Le SERY amputé de 54 000 $

IMMIGRATION. Solidarité ethnique régionale de la Yamaska a été amputé de subventions de l’ordre de 54 000 $. L’organisme qui vient en aide aux nouveaux arrivants s’explique mal le geste posé par le ministère de l’Immigration du Québec.

À l’origine, le SERY devait ratifier un protocole d’entente pour le 1er juillet dernier, mais le document a plutôt été signé à la fin du mois de juillet.

«On a eu des nouvelles comme quoi nous étions amputés de plus de 50 000 $. Nos cibles avaient diminué de 20 %. C’est assez drastique comme coupure. C’est déjà difficile de survivre (…) et un tel montant sur un budget global, ça fait mal», raconte avec émotion la directrice générale de SERY, Joanne Ouellette.

D’autres organismes œuvrant dans le même domaine ailleurs au Québec auraient également subi un sort pareil. Dans certains cas, la coupe a été de 30 %. «Nous n’avons eu aucune raison pour laquelle nous avons été ciblé. Ils ont juste diminué le nombre de personnes immigrantes», ajoute-t-elle.

La principale intéressée avoue avoir fait son enquête auprès du gouvernement de Justin Trudeau afin de savoir si c’était Ottawa qui avait touché à la subvention. «On m’a dit que ce n’était pas le fédéral qui avait coupé. Les libéraux auraient même haussé les montants accordés en immigration pour le Québec. Je ne sais pas où vont les sous, mais les organismes sont pénalisés», renchérit-elle.

Aux yeux de la DG de SERY, le gouvernement Couillard aurait décidé d’accueillir moins d’immigrants.  

Un long processus

Joanne Ouellette est consciente que le processus d’immigration peut parfois être long. «Il y a beaucoup de gens sur les listes d’attente qui passent par le bon chemin. Les gens sont pigés au sort. Tu envoies une demande pour faire venir quelqu’un et ça coûte cher.

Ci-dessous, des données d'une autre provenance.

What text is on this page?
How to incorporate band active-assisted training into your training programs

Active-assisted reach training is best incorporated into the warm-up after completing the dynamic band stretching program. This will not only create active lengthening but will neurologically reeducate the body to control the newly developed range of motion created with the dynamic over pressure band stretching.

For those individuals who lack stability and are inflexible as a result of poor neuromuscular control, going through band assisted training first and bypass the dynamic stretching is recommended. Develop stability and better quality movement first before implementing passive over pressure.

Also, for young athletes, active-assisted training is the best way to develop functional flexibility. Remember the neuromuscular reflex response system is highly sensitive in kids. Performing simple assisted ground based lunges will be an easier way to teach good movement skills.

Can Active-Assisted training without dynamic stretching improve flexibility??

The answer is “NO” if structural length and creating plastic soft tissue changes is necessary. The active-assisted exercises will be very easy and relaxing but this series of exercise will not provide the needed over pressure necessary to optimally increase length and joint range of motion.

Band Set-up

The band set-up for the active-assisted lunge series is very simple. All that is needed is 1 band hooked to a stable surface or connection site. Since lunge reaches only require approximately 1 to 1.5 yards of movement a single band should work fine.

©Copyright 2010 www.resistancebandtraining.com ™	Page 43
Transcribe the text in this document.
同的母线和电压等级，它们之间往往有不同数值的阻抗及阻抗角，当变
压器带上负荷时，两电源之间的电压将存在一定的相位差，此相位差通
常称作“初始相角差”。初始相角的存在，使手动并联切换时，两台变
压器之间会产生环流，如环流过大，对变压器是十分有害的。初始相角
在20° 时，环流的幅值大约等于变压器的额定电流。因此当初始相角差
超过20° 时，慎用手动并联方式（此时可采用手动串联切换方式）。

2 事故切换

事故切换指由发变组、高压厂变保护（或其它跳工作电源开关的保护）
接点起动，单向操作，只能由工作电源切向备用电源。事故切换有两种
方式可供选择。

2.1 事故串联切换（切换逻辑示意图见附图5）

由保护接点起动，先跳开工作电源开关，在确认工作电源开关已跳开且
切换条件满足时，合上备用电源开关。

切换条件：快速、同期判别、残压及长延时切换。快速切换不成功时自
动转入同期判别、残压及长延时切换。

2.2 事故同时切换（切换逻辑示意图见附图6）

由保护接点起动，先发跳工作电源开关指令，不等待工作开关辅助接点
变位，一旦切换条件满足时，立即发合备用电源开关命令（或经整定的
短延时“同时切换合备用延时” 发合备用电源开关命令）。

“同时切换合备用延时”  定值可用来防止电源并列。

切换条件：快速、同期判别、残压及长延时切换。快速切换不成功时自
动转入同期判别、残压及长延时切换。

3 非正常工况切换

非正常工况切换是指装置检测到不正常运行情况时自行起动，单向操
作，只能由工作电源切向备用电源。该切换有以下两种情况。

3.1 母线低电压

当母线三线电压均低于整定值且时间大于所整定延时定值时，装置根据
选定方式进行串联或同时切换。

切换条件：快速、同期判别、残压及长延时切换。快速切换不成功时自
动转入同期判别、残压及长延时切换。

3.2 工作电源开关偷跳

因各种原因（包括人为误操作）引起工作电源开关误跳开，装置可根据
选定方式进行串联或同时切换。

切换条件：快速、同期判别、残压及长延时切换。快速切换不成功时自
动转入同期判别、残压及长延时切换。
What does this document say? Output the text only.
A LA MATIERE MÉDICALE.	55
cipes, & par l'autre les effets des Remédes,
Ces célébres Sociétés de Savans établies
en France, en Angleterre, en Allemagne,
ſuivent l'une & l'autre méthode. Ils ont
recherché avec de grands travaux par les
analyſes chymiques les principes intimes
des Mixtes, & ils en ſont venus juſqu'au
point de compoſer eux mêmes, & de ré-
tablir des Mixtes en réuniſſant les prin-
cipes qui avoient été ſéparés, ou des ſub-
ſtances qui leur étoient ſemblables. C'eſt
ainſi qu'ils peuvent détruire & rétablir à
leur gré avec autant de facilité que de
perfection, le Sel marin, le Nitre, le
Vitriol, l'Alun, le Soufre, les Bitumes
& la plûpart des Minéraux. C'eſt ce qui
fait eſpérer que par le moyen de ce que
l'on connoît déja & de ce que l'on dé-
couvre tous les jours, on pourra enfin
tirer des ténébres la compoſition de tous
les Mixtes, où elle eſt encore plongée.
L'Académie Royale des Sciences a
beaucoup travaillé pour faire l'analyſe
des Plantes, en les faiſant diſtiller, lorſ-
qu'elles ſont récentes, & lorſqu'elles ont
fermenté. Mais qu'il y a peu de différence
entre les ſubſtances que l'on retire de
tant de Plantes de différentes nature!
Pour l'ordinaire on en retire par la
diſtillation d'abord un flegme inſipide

J’espère que ça ne coupera pas l’arrivée des gens qui passent par les voies normales», admet-elle.

Pour le moment, le gouvernement du Québec n’aurait pas approché le SERY ou la Ville de Granby pour accueillir des Haïtiens. «Je ne sais pas s’ils vont les garder à Montréal. C’est décevant. Québec nous a demandé de faire un effort supplémentaire pour accueillir les Syriens. On a dit oui et tout à coup, ils n’ont plus besoin de nous et on nous coupe de l’argent», explique la directrice générale de SERY.

Elle concède que son organisation a dû plier à la demande du gouvernement afin que les Syriens puissent venir à Granby. «Je suis déçue. On revient quatre ans en arrière dans nos façons de fonctionner. Je ne sais pas ce qui se passe au ministère de l’Immigration. On n’a pas de réponse et nous n’avons pas de commentaires de la ministre», estime Mme Ouellette.

Pour l’instant, aucune rencontre n’est prévue entre l’organisme SERY et le gouvernement du Québec. «Une personne du ministère devait venir nous expliquer la raison de la coupure. Elle n’est jamais venue. Ça devrait aller à l’automne. On est là et on attend», conclut-elle.